And that concludes my review of the film. So all in all lovely stuff, I give it an almost top rating of 9 out of 10 yippie-ki-yay's. It would have been 10 but there wasn't any love making and Bruce didn't get his guns out. Plus I wanted Matt and Lucy to at least kiss and/or fondle.

(9/10) I don't even like action films.

The Message.
I got this message from http://www.myspace.com/robbieforge.

Hey,

I've just came across your profile. Very nice pictures! I entered a contest last week at www.uvpulled.co.uk they are looking for some models for there products launching in the summer. You should enter!

Take a look at the site www.uvpulled.co.uk see if you're interested. Enter if you would like to!

Let me know if you enter so I can watch out for you :o)

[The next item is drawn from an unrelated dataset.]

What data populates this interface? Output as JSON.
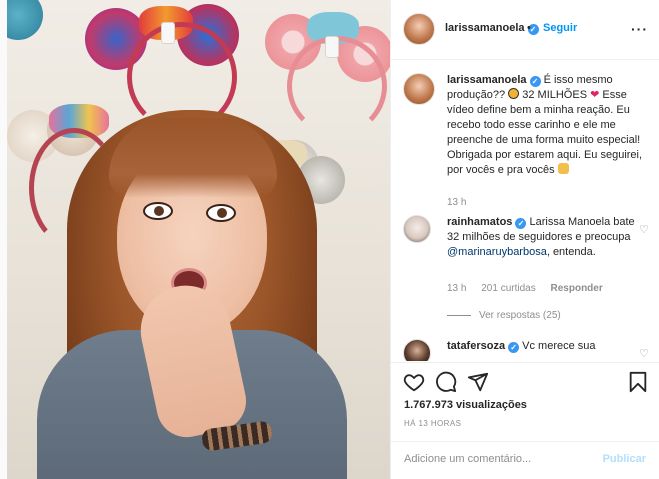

I take it he means my pictures for com-mag--a fictional magazine about communist fashion. Well, I'm honoured. I have to say I never thought I had the potential to become a model, I always thought my eyes and nose were too big and I sort of have this big hair thing going on which isn't too popular in today's fashion, but now I think I might be able to make it! I could be like that speedo guy who swims into some women's boat and makes love to her right there in the boat! There's so many things wrong with that. For starters the boat would probably tip up and secondly he's wearing speedos, plus, you'd probably get splinters rolling around in a wooden boat. That's what sex is isn't? Rolling around? I hope people know what advert I'm talking about.

Jack's FAQ's
Thanks for all your questions people. I'm sorry but I can't return your drawing s but any that are shown on my blog will receive a goody bag. No, this is a myspace quiz, I've thrown a couple in for effect! Oh boy they're fun.

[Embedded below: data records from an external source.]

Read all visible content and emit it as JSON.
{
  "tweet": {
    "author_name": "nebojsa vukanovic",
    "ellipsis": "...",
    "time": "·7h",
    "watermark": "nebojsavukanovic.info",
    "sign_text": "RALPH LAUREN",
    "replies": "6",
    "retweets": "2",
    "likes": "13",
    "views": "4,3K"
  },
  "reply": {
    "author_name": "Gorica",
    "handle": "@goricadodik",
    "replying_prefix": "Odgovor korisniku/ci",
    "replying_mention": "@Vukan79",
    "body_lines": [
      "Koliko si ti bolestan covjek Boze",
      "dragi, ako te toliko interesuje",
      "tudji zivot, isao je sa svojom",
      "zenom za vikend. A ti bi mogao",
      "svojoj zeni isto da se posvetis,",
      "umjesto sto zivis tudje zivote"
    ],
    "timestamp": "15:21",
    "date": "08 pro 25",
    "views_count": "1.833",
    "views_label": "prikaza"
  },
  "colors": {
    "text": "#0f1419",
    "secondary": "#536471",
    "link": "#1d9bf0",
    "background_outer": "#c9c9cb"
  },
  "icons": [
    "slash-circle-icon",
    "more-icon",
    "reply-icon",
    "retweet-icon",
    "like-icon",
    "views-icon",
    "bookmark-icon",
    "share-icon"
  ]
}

What way do you face when you sleep?
I stare up at the celling, with my eyes open.

Pork, Beef Or Chicken?
Right now, nothing.

What do you look for in the opposite sex?
A pulse.

Best feature?
I have really good hands. They are pretty thin but seriously it's my only feature I'm happy to show others.

What do you wear to bed?
Manchester United pajamas.

What does your desktop look like?

Why do you appear on your own msn list?
I just do.

What red themed song is better, Lady In Red or Red Red Wine?
Lady In Red, it captures the exact moment when Chris de Burgh became more God than man.

What's your favourite computer game?
Errr, Final Fantasy 7.

Jodie Marsh or Jordan (Katie Price)?
Jordan. She's a loving Mum now, Marsh's got nothing. Her nose physically scares me as well. To be honest they both really scare me.

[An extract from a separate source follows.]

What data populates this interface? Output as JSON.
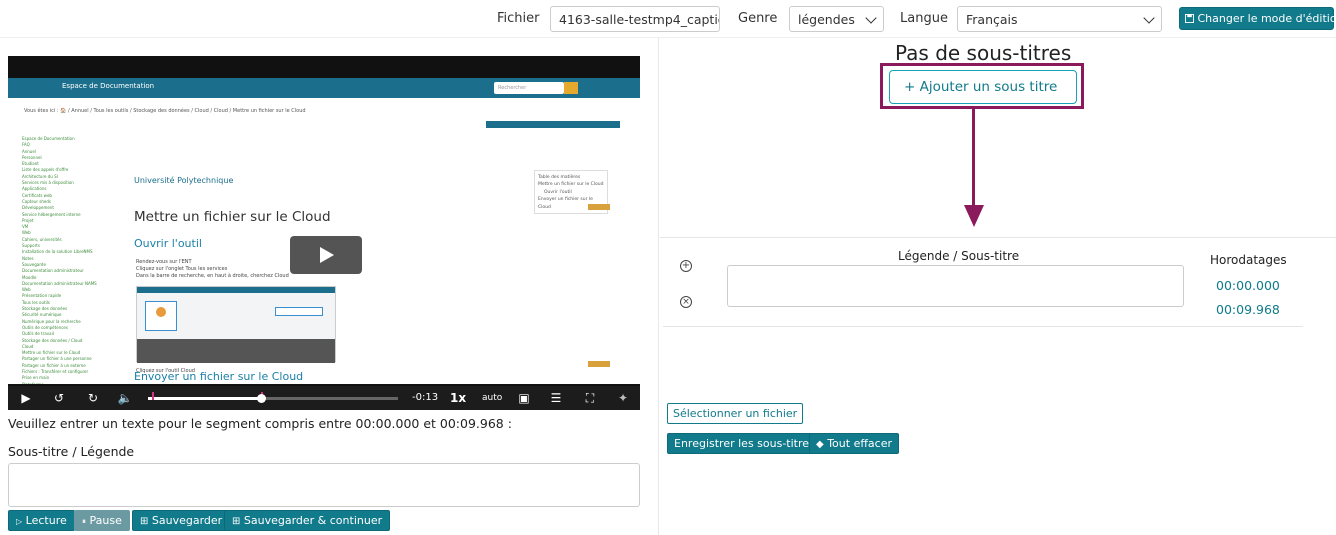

Favourite children's program?
I'd love to say Incredible Games but I've got to go with Aurthur.

Do you like someone?
Lady friend? Sure, I like anyone who shows any interest what so ever in me. Ladies?

Have you had sex in a movie theater?
A cinema, it's a bloody cinema!

Do you work out?
No.

Do you smoke?
No.

Do you drink?
Yes.

Do you collect anything?
I have a lot of coins.

Thongs or french knickers?
I don't know, is this what I wear? or...I don't know, I'm not entirely sure what french knickers are. I try not to wear womens underwear.

Favourite program?
The Simpsons, Seinfeld at a close second.

Favourite drink?
I don't really have one.

Favourite food?
I don't really have one.

Do you hate someone?
I'm not sure I hate someone. I don't like a lot of people though, I dislike more than I like.

Dream car?
I don't like cars.

Okay I'm bored of this now. Thanks for reading.